On Mon, Nov 16, 2009 at 04:04:49PM -0800, Stephen Hemminger wrote:
> This fixes a WARN backtrace in mark_buffer_dirty() that occurs during
> unmount when a USB or floppy device is removed. I reported this a kernel
> regression, but looks like it might have been there for longer
> than that.
> 
> The super block update from a previous operation has marked the buffer
> as in error, and the flag has to be cleared before doing the update.
> (Similar code already exists in ext4).
> 
> Signed-off-by: Stephen Hemminger <shemminger@vyatta.com>
> 
> --- a/fs/ext2/super.c	2009-11-16 15:55:36.399078475 -0800
> +++ b/fs/ext2/super.c	2009-11-16 15:59:49.814765923 -0800
> @@ -1121,8 +1121,20 @@ static void ext2_sync_super(struct super
>  static int ext2_sync_fs(struct super_block *sb, int wait)
>  {
>  	struct ext2_super_block *es = EXT2_SB(sb)->s_es;
> +	struct buffer_head *sbh = EXT2_SB(sb)->s_sbh;
>  
>  	lock_kernel();
> +	if (buffer_write_io_error(sbh)) {
> +		/*
> +		 * This happens if USB or floppy device is yanked out.
> +		 * Maybe user put device back in so warn and update again.
> +		 */
> +		printk(KERN_ERR
> +		       "EXT2-fs: previous I/O error to superblock detected\n");
> +		clear_buffer_write_io_error(sbh);
> +		set_buffer_uptodate(sbh);
> +	}
> +
>  	if (es->s_state & cpu_to_le16(EXT2_VALID_FS)) {
>  		ext2_debug("setting valid to 0\n");
>  		es->s_state &= cpu_to_le16(~EXT2_VALID_FS);

I think the real fix is to avoid clearing uptodate in case of io errors.
For read io errors, the buffer/page should not have been uptodate to
start with, and for write io errors, an error writing back the buffer
does not mean it is somehow no longer the most uptodate copy of the data.

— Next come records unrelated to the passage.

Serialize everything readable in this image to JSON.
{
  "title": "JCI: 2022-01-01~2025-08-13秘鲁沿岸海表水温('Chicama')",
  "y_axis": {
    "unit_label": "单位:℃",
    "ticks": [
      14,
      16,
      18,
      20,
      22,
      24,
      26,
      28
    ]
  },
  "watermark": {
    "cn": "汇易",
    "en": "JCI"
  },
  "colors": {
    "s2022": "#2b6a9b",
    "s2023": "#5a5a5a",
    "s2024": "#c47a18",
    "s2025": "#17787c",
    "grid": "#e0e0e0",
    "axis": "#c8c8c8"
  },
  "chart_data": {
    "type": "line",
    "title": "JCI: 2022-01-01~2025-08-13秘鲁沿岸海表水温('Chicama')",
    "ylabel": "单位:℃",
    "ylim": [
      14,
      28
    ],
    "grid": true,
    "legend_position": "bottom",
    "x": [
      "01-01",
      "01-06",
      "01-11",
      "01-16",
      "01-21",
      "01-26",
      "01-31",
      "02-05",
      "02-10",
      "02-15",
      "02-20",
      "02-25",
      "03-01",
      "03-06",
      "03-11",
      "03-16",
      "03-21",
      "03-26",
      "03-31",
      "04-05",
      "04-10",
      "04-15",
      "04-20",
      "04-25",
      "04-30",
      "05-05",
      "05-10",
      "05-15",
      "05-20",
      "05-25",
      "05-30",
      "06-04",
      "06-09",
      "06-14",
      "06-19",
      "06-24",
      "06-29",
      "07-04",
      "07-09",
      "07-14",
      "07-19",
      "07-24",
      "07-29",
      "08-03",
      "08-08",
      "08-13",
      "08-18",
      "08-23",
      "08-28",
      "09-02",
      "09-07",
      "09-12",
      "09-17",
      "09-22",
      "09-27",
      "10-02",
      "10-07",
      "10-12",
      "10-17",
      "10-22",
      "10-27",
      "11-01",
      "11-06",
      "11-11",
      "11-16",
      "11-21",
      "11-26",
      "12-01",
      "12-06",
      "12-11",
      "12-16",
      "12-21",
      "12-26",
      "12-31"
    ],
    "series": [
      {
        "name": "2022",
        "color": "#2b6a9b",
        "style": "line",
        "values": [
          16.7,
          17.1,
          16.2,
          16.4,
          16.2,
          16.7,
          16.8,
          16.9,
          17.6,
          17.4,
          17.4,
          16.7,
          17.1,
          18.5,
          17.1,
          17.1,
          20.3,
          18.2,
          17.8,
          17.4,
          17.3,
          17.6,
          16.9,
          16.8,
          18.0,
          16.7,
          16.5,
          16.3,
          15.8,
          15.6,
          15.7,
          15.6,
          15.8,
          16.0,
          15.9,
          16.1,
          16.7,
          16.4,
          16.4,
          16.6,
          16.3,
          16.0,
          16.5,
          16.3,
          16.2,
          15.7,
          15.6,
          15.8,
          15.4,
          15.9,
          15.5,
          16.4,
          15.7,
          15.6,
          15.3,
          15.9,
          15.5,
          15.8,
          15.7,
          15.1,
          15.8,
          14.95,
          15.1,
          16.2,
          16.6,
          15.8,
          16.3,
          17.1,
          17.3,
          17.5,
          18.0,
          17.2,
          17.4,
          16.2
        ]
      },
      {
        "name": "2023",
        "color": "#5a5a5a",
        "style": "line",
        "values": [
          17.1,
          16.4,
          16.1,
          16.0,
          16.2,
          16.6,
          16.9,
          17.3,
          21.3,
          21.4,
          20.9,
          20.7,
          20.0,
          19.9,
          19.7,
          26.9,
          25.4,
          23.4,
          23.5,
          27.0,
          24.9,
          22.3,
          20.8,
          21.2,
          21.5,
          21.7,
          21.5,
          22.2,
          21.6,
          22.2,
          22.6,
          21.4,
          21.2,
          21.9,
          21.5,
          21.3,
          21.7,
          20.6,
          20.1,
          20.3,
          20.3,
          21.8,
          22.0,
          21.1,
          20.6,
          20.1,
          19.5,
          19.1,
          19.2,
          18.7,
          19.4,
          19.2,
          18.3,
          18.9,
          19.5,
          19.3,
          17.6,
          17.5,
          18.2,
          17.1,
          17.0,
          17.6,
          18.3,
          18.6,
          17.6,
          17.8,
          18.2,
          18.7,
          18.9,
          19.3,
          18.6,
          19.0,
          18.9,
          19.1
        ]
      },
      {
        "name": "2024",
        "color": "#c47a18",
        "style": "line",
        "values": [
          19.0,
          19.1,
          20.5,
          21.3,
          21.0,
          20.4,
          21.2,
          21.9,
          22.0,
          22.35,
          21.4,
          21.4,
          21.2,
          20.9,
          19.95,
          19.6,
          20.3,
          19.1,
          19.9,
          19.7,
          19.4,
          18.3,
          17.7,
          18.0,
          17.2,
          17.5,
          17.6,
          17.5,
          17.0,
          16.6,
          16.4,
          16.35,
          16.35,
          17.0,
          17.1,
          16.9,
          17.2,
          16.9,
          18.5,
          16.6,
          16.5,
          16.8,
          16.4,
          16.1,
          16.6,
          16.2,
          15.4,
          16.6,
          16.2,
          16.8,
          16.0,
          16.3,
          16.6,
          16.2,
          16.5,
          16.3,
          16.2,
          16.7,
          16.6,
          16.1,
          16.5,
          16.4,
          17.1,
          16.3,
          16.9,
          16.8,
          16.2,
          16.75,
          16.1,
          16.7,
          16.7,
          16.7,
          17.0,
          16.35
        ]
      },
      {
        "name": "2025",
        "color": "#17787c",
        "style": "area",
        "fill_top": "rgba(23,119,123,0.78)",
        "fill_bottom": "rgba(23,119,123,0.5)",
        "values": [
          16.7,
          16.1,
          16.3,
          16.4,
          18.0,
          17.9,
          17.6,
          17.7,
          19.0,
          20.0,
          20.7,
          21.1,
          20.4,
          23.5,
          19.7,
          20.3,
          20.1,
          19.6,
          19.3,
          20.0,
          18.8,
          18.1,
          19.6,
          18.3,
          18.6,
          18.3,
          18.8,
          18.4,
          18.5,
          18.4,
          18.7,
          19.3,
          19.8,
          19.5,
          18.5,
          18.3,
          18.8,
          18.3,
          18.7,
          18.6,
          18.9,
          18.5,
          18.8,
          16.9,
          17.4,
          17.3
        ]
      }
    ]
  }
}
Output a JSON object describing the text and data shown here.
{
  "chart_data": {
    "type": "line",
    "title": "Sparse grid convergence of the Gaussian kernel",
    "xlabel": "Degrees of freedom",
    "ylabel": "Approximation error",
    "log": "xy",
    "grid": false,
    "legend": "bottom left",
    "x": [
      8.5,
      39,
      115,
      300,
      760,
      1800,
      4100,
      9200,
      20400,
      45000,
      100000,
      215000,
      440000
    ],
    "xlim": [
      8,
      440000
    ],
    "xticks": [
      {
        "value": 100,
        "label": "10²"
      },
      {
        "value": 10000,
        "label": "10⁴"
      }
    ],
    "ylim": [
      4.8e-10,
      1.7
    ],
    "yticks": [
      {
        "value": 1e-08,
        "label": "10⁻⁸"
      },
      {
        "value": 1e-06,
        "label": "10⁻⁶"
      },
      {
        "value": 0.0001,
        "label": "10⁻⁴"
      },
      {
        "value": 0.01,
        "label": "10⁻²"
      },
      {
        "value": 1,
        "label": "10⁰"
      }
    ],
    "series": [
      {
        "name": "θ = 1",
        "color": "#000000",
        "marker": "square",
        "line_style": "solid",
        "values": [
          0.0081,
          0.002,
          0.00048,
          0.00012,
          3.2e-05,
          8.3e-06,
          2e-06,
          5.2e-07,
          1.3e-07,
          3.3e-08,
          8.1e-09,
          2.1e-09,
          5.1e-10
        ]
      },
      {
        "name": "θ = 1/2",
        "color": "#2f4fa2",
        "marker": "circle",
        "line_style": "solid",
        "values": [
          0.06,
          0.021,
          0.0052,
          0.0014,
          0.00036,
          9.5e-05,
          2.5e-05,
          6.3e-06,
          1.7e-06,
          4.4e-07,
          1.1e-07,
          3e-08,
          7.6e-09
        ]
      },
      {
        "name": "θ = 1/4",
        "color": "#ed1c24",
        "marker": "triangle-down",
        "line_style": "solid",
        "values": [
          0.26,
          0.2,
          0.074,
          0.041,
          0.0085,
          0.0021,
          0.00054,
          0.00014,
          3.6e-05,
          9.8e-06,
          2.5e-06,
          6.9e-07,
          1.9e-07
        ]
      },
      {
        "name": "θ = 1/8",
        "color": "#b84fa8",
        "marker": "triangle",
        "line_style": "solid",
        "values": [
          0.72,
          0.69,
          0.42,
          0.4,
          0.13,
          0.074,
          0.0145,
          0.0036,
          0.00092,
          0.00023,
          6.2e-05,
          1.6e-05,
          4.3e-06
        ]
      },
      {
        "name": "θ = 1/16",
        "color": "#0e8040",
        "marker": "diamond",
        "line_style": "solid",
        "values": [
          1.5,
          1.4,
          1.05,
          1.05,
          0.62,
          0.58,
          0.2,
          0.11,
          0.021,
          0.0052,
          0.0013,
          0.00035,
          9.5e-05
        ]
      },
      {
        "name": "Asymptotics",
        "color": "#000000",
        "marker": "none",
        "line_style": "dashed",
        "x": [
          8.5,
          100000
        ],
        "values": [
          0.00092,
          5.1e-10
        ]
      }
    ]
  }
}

Higher level policy about IO errors (whether to retry, ignore, throw
out the data, etc) would be nice to implement properly too, but that is
not really the job of the low level cache and IO routines.

I proposed some patches a while back but didn't get much interest.
Maybe I should just ask someone to merge them.